March 17th was saint Patrick’s Day, an occasion for much celebration and joviality in these United States. Not so much anywhere else, inclusive of Ireland itself. Himself is the national saint of the island of Eire, both the northern and southern portions, the two being divided quite radically politically, religiously, economically, and by societal influence.

The combined British. Manx and Eiren isles have a whole plethora of saints, three separate icons for the British mainland and two for Ireland. The Isle of Man is very much a place unique unto itself, sharing influences from both its larger neighbors as well as some rather singular aspects of its own, as would be expected of a place whose survival was for centuries dependent not on defensive force but an ability to lean in whatever direction was currently favorable. The historical religious and cultural influences of the Manx people are worthy of a whole epistle on their own, so momentarily I will simply note that they are mystical and magical to themselves alone.
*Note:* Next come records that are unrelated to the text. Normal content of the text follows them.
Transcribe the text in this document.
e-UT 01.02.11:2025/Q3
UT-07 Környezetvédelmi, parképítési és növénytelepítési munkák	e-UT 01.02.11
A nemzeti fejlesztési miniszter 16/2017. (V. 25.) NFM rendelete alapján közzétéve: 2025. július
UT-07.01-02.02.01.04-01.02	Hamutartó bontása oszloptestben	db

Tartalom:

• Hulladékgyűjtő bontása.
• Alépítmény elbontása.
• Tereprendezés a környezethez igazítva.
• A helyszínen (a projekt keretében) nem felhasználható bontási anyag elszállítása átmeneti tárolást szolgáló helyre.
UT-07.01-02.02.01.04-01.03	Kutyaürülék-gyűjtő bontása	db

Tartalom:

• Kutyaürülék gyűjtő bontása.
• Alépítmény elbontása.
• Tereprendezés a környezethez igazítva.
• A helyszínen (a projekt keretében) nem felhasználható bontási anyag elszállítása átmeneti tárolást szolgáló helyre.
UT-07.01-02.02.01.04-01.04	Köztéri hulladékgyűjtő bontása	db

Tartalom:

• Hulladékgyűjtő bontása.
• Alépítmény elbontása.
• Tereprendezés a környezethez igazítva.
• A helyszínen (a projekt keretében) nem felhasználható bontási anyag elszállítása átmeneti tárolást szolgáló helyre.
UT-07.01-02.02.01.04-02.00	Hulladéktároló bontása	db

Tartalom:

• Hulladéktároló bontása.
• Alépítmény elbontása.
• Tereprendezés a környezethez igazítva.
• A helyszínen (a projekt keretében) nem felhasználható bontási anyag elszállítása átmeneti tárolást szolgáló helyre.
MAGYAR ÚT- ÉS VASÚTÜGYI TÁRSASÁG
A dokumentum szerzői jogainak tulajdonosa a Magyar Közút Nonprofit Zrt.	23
Ireland theoretically celebrates two saints, Patrick in the southern portions, George towards the north. The geography follows the approximate divide between the catholic and protestant religions and the populations inherent political fealty. Faith and politics are particularly divisive in the Irish counties, sports and sociability have thankfully recently become quite integrated.

A liquid celebration of Paddies Day is appropriate throughout Ireland, public houses will be bedecked green for the occasion. An equal party takes place on the twelfth ofJuly in the north alone, in remembrance of the battle of the Boyne, with orange flags being widely displayed. The Irish flag is a green, white, and orange tricolor, acknowledging a large sense of national unity beyond petty squabbling.

The United States with many another outcrop of Irish immigration celebrates Saint Patrick’s Day with great abandon, but in a manner for removed from the Roman Catholic purpose. The day has become but another observance on the calendar of party worthy occasions, much like Christmas day and Easter Sunday.